Alithea Biss è una dotta letterata sola al mondo, ma realizzata grazie ad una professione che ama e che la stimola a perfezionare la sua già variegata cultura.
Un giorno, mentre si trova invitata come ospite di punta ad un convegno di letteratura ad Istanbul, vagando per il centro storico della grande città si imbatte in un negozio di antichità. Qui viene attirata da un’ antica ampolla striata di bei colori, Cercando di ripulirla, la donna inconsapevolmente richiamerà alla vita un enorme genio, trattenuto per centinaia di anni dentro quell’ angusta ampolla.
Anziché spaventarsi, la donna ne approfitta per farsi raccontare circa tremila anni di tortuose vicissitudini, molta parte delle quali trascorse per il genio in quella piccola bottiglia di vetro.
Intenzionata a mettersi alla prova per esprimere i tre desideri, che la donna già realizzata e soddisfatta di se stessa non riesce ad elencare, Alithea scoprirà di provare, ampiamente ricambiata, un affetto piuttosto marcato per quel gentile ed un po’ materiale genio della lampada, dotato peraltro di una sensibilità marcata. Anch’egli, come la brillante dottoressa, si dimostrerà un essere solo nell’anima e sin troppo concentrato sulla propria lunga e frustrante esistenza.
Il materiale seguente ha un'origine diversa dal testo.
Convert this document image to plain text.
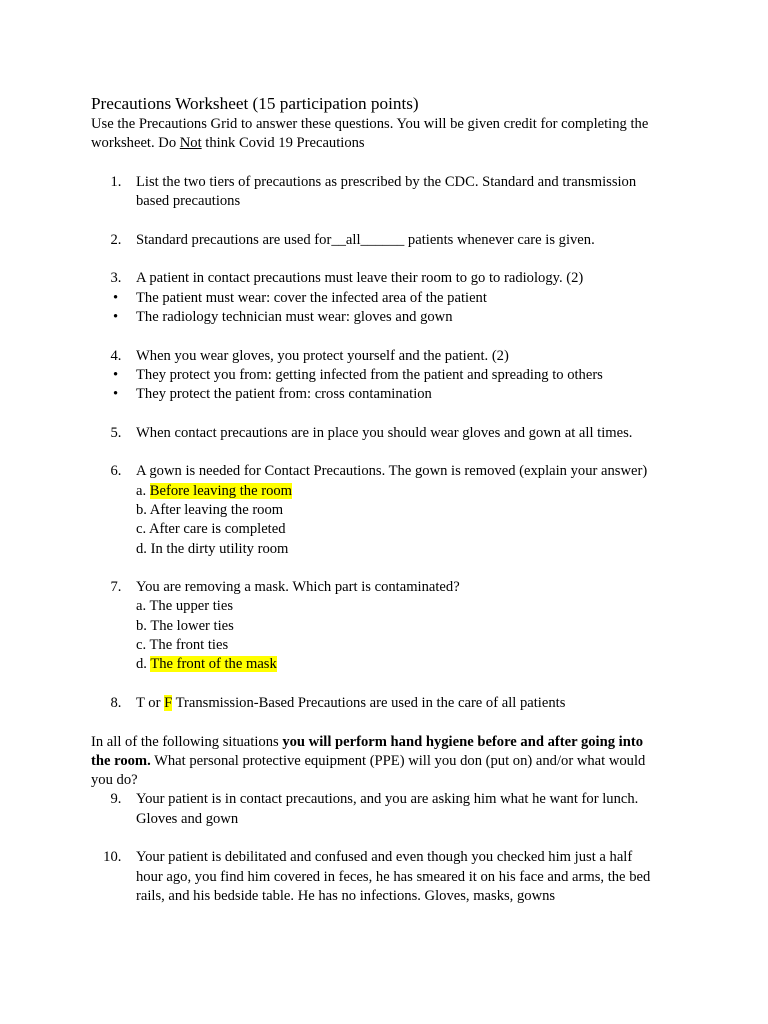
Precautions Worksheet (15 participation points)

Use the Precautions Grid to answer these questions. You will be given credit for completing the

worksheet. Do Not think Covid 19 Precautions

1. List the two tiers of precautions as prescribed by the CDC. Standard and transmission

based precautions

2. Standard precautions are used for__all______ patients whenever care is given.

3. A patient in contact precautions must leave their room to go to radiology. (2)

•	The patient must wear: cover the infected area of the patient
•	The radiology technician must wear: gloves and gown
4. When you wear gloves, you protect yourself and the patient. (2)

•	They protect you from: getting infected from the patient and spreading to others
•	They protect the patient from: cross contamination
5. When contact precautions are in place you should wear gloves and gown at all times.

6. A gown is needed for Contact Precautions. The gown is removed (explain your answer)

a. Before leaving the room

b. After leaving the room

c. After care is completed

d. In the dirty utility room

7. You are removing a mask. Which part is contaminated?

a. The upper ties

b. The lower ties

c. The front ties

d. The front of the mask

8. T or F Transmission-Based Precautions are used in the care of all patients

In all of the following situations you will perform hand hygiene before and after going into

the room. What personal protective equipment (PPE) will you don (put on) and/or what would

you do?

9. Your patient is in contact precautions, and you are asking him what he want for lunch.

Gloves and gown

10. Your patient is debilitated and confused and even though you checked him just a half

hour ago, you find him covered in feces, he has smeared it on his face and arms, the bed

rails, and his bedside table. He has no infections. Gloves, masks, gowns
Sette anni dopo l’entusiasmo suscitato con l’ultimo capitolo della saga su Mad Max (il riuscitissimo ed osannato Mad Max: Fury Road) George Miller risulta ancora un regista un po’ discontinuo e predisposto a prendersi tutti i tempi necessari per portare a termine i propri, sempre complicati e complessi, progetti di direzione.
Questo suo ultimo movimentato e galvanizzante fantasy non risulta da meno. Miller si adopera a creare un altro perfetto compromesso tra un film ‘di cassetta’ ed un prodotto autoriale, forte di una fantasia che sa spaziare nella mitologia mediorientale più nota. La pellicola scivola all’interno di un vorticoso ed entusiasmante viaggio nel tempo con scenari degni delle Mille e una notte che sfociano poi in una love story di stampo quasi intimista e romantico.
Certo Miller non è né Terry Gilliam, col suo genio incontenibile (che non sarebbe guastato in un contesto tra lo storico ed il fantastico qui preso in considerazione) né tantomeno Peter Greenaway la cui cultura avrebbe reso il film qualcosa di più storicamente contestualizzato e colto rispetto allo stampo rocambolesco ed un po’ barocco che la pellicola intraprende lungo tutto il corso della sua concitata vicenda a ritroso nei secoli.
Forte di una Tilda Swinton sempre più contesa dagli autori di tutto il mondo, e qui più che mai senza età anagrafica definita (ma sempre in grado di apparire seducente e allo stesso tempo androgina come una divinità d’altri tempi) e di un Idris Elba tutto curve e muscoli, forse non proprio espressivo, ma quanto meno piuttosto ironico, il film di Miller è, nonostante qualche prolissità e numero circense di troppo, sempre un avvenimento ed uno spettacolo pirotecnico entro cui è bello perdersi e lasciarsi condurre. Trascinati nel tempo e nello spazio, ci si avvia alla ricerca della ricetta più valida per scacciare quella solitudine che spesso si impadronisce anche di chi è riuscito a realizzarsi e a vivere secondo le proprie attitudini.